The sessions are also “too much”. You can’t sit in sessions for the whole day, take notes, blog about them (or whatever you do) and then do the same thing the next day. Well, you can, but chances are your brain will fry at some point. I know that I can’t do it for two days in a row. At SXSW, I decided at one point to officially give up on attending sessions. I felt bad, because there were lots of them which sounded interesting, and lots of people I wanted to hear, but I also felt relieved because all of a sudden the pressure of making choices had been removed. If I happened to be hanging out with people who went to a panel, or if I stumbled into one — well, good. But I wasn’t going to make decisions about them other than on the spur of the moment. That worked out pretty well.

I did the same for the parties. Too much choice => I refuse to agonize on decisions before the last moment. All open. Go with the flow.

So, bottom-line: very little planning, lots of improvisation, and setting low expectations about doing precise stuff or hanging out with precise people.

To change the subject a little, I noticed at LIFT08 how at one point, there seems to be a physiological limit to taking in new people (certainly some relation to the Dunbar number department). At LIFT08, I was just so socialed out (or over-socialized), between running around promoting Going Solo and being the object of some attention after my speech (watch video), that I realized at some point that I was doing horrible things like:

  • trying to hand out moo cards twice to people I actually already knew (in this case, it was Robert) in the space of a few minutes
  • asking people for their name 3 times in a row
  • forgetting I’d talked to people, even when they took the trouble to remind me what we had talked about a few hours before
  • and of course, totally not recognizing anybody I’d been introduced to recently or at a previous conference

In this kind of situation, you can do two things. “Fake it”, as in “oh, hi! how’s business, blah blah blah” and hope that the person will drop enough info to help you out, or just fake it till the end. To be honest, I hate the idea of doing that, and I can’t bring myself to do it (plus, I’m sure I’d be quite bad at it). So, I prefer the second option, which is being honest. I apologize for not recognizing people (mention that I’m hopeless with faces — people who know me can attest), explain that I’m over-socialized and have simply been meeting and interacting with too many people. In my experience, this approach works out fine.

There’s also a lot to be said about “micro-fame” — the first couple of conferences I went to, the number of people I “didn’t really know” who were interested in talking to me (as in “walked up to me to introduce themselves”) was close to zero. Today, people show up out of nowhere, know me, want to speak to me.

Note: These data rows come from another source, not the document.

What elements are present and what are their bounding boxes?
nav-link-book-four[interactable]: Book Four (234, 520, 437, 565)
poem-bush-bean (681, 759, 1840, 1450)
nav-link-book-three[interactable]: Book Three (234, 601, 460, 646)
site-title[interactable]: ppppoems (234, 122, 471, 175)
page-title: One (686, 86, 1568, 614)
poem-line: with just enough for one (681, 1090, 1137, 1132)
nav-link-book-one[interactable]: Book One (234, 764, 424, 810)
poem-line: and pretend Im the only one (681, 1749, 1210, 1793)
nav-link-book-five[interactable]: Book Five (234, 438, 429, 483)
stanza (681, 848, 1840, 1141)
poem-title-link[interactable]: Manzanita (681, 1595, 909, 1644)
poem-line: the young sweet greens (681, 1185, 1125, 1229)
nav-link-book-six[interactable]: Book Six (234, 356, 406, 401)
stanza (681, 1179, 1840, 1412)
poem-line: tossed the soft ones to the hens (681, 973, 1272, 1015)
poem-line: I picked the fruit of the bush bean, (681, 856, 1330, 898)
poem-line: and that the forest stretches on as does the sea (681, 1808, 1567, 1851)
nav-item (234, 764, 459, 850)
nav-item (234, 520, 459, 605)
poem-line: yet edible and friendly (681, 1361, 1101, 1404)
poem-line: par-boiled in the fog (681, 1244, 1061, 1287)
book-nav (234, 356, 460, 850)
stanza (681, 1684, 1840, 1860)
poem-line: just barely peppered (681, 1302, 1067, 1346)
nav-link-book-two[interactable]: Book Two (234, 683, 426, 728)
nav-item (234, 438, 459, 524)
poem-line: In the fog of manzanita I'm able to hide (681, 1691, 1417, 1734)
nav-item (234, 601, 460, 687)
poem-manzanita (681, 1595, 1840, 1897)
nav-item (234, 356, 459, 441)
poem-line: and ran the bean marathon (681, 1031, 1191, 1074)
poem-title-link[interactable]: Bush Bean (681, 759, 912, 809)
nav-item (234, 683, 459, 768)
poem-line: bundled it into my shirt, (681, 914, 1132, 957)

Friends want to introduce me to people they know (which is good, by the way!) My first conferences involved a lot of just meeting a nice person or two, and hanging out with them for the whole conference. This is more difficult today (except maybe at small conferences like BlogTalk) because I just know too many people (or too many people know me).

There also seems to be a subculture of highly-travelled, highly-conferenced people I’m suddenly finding myself part of — and I’m sure it would be worth taking a closer look to what’s going on here (hmm… a conference, maybe?)

I’ll stop here, after dumping these thoughts in this not-very-organized post. It felt good to write all this down. If you have comments or thoughts, agree or disagree, experiences to share — my comments and trackbacks are yours to use.